Background: Pathogens such as influenza, coronavirus, and HIV, cause significant mortality and morbidity, primarily because their rapid rate of mutation presents serious challenges to vaccine design.  For example, seasonal influenza vaccine effectiveness often falls below 20%, because the time lag between the start of vaccine production and the flu season allows the virus to mutate.  To this day, there exists no effective HIV vaccine.  Many anti-viral vaccines are currently in development, but their success depends on being effective against future strains.  For example, nanoparticle-based vaccines are designed to present panels of different antigens to the host immune system simultaneously, so as to direct the immune response to conserved epitopes and thus increase the breadth of the immune response. Often, viral adaptation conceals such conserved epitopes from the immune system, instead guiding the host immunity towards highly variable, “distracting'' epitopes.   Success in developing vaccines against rapidly mutating viruses thus depends critically on being able to predict their efficacy against, essentially, arbitrary drifted viral strains.

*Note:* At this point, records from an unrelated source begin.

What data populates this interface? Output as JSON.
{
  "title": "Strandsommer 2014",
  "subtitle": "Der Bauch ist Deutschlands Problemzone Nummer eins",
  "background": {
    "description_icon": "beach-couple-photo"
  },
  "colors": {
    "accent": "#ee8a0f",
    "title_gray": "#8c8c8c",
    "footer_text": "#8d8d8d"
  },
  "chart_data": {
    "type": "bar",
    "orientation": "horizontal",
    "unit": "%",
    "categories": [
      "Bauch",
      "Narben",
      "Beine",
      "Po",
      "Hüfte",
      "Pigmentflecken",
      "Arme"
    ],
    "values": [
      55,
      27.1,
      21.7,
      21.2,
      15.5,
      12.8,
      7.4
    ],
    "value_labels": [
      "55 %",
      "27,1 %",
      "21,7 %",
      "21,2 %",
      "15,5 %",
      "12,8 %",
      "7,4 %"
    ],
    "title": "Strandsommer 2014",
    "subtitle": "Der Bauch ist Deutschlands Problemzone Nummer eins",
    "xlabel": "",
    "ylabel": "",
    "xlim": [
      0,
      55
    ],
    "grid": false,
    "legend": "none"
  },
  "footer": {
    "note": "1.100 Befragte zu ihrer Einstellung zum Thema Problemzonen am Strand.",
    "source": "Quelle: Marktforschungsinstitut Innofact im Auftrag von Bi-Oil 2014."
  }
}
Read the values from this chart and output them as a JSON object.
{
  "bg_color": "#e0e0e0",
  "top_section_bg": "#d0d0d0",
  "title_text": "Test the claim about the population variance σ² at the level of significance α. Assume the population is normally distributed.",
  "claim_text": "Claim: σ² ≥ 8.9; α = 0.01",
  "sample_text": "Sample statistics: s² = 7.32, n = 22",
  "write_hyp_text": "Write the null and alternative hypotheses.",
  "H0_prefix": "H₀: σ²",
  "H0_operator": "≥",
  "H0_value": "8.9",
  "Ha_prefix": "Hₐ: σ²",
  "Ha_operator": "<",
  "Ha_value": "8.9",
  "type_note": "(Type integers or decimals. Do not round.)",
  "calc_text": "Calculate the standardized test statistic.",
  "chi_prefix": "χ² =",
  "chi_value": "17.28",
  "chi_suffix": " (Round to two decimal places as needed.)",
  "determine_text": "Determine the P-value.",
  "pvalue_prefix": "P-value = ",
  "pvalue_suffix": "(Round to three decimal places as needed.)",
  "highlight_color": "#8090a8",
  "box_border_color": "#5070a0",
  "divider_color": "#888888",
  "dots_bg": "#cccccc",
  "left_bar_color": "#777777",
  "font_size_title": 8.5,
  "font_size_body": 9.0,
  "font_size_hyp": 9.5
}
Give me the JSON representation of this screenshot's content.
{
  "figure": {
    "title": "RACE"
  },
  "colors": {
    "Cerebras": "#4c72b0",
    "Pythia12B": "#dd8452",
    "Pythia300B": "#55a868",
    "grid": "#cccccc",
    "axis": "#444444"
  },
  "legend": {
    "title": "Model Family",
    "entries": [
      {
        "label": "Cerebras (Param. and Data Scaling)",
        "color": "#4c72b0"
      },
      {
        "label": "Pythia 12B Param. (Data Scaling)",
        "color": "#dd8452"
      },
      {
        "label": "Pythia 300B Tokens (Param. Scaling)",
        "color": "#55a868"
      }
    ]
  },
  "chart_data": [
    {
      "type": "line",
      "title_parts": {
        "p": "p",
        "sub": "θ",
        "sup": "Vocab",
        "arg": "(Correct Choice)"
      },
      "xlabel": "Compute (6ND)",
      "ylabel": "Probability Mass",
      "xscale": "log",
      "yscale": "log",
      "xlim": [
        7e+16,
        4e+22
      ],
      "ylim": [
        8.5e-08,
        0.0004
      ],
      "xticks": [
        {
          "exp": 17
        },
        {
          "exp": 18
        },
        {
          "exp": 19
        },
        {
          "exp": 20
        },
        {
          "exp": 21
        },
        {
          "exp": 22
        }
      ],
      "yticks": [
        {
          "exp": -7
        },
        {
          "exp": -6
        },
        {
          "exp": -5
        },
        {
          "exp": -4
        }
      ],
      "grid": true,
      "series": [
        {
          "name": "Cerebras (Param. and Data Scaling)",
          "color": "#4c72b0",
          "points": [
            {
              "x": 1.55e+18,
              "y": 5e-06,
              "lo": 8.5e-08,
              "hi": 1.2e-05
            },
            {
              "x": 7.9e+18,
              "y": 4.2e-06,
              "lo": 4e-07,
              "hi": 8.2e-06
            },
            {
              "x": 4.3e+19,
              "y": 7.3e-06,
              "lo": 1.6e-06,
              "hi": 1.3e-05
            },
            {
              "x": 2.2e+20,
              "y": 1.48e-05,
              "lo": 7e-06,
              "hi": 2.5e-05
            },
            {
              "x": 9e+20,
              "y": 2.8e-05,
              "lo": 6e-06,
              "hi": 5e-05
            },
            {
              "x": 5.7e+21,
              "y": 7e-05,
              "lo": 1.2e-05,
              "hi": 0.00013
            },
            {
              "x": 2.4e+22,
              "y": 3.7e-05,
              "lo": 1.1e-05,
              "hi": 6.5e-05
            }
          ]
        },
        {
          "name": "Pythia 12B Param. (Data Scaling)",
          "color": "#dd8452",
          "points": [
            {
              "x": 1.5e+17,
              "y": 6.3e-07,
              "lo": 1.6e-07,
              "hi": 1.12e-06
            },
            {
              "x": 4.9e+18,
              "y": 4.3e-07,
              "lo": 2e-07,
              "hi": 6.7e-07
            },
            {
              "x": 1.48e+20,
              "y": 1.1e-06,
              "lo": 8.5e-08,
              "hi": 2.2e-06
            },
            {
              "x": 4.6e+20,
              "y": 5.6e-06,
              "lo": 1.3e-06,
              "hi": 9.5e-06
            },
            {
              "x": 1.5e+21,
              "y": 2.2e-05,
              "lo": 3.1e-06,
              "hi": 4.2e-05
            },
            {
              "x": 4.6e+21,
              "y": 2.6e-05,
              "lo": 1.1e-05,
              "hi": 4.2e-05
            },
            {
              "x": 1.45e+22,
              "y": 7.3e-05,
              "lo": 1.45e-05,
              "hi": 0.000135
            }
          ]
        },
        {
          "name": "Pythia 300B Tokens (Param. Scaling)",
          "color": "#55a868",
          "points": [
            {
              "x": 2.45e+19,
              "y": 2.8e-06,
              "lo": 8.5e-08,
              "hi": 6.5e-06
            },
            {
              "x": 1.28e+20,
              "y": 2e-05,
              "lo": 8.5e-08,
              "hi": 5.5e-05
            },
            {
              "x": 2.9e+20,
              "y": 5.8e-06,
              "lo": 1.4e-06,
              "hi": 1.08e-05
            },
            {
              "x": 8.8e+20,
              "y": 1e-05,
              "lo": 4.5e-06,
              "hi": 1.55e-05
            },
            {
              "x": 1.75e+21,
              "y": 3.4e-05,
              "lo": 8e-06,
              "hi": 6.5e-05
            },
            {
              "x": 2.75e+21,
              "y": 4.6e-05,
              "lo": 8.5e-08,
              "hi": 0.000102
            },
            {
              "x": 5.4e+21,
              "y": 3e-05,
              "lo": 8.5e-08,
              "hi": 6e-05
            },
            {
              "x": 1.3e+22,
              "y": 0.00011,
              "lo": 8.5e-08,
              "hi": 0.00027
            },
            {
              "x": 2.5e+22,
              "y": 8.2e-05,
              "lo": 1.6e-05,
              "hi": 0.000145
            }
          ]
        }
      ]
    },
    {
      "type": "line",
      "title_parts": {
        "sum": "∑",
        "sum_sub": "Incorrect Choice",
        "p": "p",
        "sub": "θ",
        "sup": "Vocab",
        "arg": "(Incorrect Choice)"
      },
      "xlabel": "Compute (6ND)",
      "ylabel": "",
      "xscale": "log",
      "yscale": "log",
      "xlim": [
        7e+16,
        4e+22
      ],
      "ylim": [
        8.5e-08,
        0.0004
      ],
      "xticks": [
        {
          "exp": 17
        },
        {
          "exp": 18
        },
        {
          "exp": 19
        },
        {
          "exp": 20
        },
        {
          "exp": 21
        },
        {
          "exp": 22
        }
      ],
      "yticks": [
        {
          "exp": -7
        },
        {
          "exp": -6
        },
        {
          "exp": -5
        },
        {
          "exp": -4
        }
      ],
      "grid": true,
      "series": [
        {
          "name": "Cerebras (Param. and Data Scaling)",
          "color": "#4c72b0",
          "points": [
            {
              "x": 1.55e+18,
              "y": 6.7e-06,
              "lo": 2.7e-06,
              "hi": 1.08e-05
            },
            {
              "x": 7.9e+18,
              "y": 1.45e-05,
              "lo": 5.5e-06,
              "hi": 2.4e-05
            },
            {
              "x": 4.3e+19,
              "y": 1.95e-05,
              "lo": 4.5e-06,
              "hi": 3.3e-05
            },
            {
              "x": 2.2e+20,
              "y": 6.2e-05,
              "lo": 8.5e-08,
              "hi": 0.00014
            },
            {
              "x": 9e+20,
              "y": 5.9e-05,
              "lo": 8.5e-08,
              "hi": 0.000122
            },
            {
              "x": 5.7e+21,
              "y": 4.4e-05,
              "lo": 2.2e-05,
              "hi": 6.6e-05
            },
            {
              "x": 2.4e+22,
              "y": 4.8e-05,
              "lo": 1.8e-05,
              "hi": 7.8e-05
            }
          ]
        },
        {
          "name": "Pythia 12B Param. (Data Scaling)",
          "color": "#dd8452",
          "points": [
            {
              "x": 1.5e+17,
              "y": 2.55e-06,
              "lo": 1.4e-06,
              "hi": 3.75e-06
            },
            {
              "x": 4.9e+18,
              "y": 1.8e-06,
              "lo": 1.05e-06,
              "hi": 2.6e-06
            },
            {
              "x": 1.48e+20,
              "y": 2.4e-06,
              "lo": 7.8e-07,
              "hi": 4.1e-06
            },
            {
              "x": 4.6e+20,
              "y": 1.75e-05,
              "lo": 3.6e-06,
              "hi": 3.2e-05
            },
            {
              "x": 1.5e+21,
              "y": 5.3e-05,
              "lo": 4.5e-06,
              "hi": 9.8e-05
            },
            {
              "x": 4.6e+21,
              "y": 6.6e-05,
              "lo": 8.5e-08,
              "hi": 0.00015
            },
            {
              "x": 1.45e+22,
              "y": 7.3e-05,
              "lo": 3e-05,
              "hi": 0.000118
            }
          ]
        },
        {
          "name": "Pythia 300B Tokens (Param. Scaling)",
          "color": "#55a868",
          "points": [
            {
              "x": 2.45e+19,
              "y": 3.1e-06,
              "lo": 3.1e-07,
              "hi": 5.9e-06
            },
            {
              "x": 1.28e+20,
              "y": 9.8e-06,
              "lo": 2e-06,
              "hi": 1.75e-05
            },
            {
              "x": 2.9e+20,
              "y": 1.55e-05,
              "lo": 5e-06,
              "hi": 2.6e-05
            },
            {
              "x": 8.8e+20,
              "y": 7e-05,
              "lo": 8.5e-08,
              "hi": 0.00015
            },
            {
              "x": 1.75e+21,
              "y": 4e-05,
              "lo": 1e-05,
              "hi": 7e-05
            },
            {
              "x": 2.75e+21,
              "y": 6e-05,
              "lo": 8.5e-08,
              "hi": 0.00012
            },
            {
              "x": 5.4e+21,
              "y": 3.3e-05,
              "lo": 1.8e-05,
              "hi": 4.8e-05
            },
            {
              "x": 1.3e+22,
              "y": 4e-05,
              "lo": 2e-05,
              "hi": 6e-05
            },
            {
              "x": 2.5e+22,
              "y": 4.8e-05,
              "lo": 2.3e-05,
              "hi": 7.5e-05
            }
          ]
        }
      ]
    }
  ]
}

Results: We developed a simple computational model of vaccination titers against viral variants, parametrized using a small sample of experimental antibody binding data for influenza or SARS-CoV-2 nanoparticle vaccines.  The model is able to recapitulate the experimental data to within experimental uncertainty, is relatively insensitive to the choice of the parametrization set, and provides qualitative predictions about the antigenic epitopes exploited by the vaccine, which are broadly consistent with experimentally known epitopes. Overall, our study suggests that simple models of vaccine efficacy could be incorporated into the vaccine development process to improve the effectiveness of designed vaccines.

Reference:

V. Ovchinnikov and M. Karplus. Phenomenological Modeling of Antibody Response from Vaccine Strain Composition. Antibodies, 14(6):1–24, doi=doi.org/10.3390/antib14010006, 2025.